Страница 11 из 119
Я тронул то место, моя рука обнаружила большой желвак, но крови не было. Сгоряча я не понял, что ранен, и, вскочив на ноги, побежал дальше. Но нога меня плохо слушалась. Еле передвигая ноги, я сильно отстал от товарищей.
Оглянувшись в мою сторону и увидев, что я ранен, они остановились, но я им громко приказал:
— Скорее! Скорее! Вперед!
И снова летит очередь из шестиствольного миномета. Я всем своим нутром чувствую, что мины летят прямо на меня. Новый взрыв мины слева от меня, и сильный удар в пальцы левой ноги. Я упал.
Когда взрывы мин прекратились, я перевернулся на спину и смотрю, носок сапога разбит осколком мины и окровавленные пальцы ноги торчат из разбитого сапога. Сбрасываю остаток сапога, быстро перевязываю изуродованные пальцы ноги чистой тряпкой, которая у меня была в вещевом мешке. Поднимаюсь на ноги и пытаюсь бежать, но колючая жнива страшно больно колет мои раненые пальцы. Превозмогая боль, прилагаю все свои силы, чтобы пробежать последние десятки метров до окраины станицы. И снова очередь мин в мою сторону, но на этот раз меня спасает глубокая межа на краю поля.
Моих товарищей с ранеными уже не видно, они успели уйти в станицу.
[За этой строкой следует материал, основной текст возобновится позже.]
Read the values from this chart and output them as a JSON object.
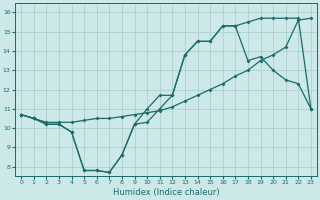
{
  "xlabel": "Humidex (Indice chaleur)",
  "bg_color": "#cce8e8",
  "grid_color": "#aacccc",
  "line_color": "#1a6b6b",
  "xlim": [
    -0.5,
    23.5
  ],
  "ylim": [
    7.5,
    16.5
  ],
  "xticks": [
    0,
    1,
    2,
    3,
    4,
    5,
    6,
    7,
    8,
    9,
    10,
    11,
    12,
    13,
    14,
    15,
    16,
    17,
    18,
    19,
    20,
    21,
    22,
    23
  ],
  "yticks": [
    8,
    9,
    10,
    11,
    12,
    13,
    14,
    15,
    16
  ],
  "line1_x": [
    0,
    1,
    2,
    3,
    4,
    5,
    6,
    7,
    8,
    9,
    10,
    11,
    12,
    13,
    14,
    15,
    16,
    17,
    18,
    19,
    20,
    21,
    22,
    23
  ],
  "line1_y": [
    10.7,
    10.5,
    10.2,
    10.2,
    9.8,
    7.8,
    7.8,
    7.7,
    8.6,
    10.2,
    11.0,
    11.7,
    11.7,
    13.8,
    14.5,
    14.5,
    15.3,
    15.3,
    15.5,
    15.7,
    15.7,
    15.7,
    15.7,
    11.0
  ],
  "line2_x": [
    0,
    1,
    2,
    3,
    4,
    5,
    6,
    7,
    8,
    9,
    10,
    11,
    12,
    13,
    14,
    15,
    16,
    17,
    18,
    19,
    20,
    21,
    22,
    23
  ],
  "line2_y": [
    10.7,
    10.5,
    10.3,
    10.3,
    10.3,
    10.4,
    10.5,
    10.5,
    10.6,
    10.7,
    10.8,
    10.9,
    11.1,
    11.4,
    11.7,
    12.0,
    12.3,
    12.7,
    13.0,
    13.5,
    13.8,
    14.2,
    15.6,
    15.7
  ],
  "line3_x": [
    0,
    1,
    2,
    3,
    4,
    5,
    6,
    7,
    8,
    9,
    10,
    11,
    12,
    13,
    14,
    15,
    16,
    17,
    18,
    19,
    20,
    21,
    22,
    23
  ],
  "line3_y": [
    10.7,
    10.5,
    10.2,
    10.2,
    9.8,
    7.8,
    7.8,
    7.7,
    8.6,
    10.2,
    10.3,
    11.0,
    11.7,
    13.8,
    14.5,
    14.5,
    15.3,
    15.3,
    13.5,
    13.7,
    13.0,
    12.5,
    12.3,
    11.0
  ]
}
Оставшиеся метры до первых домов станицы преодолеваю ползком, так как боюсь, что, увидев меня, немецкие минометчики снова пошлют очередь мин в мою сторону.
Наконец-то я у крайней хаты станицы. Встаю на ноги и, сильно хромая, превозмогая боль, бегу к центру ее. Но, к моему огорчению, в станице наших парашютистов уже нет.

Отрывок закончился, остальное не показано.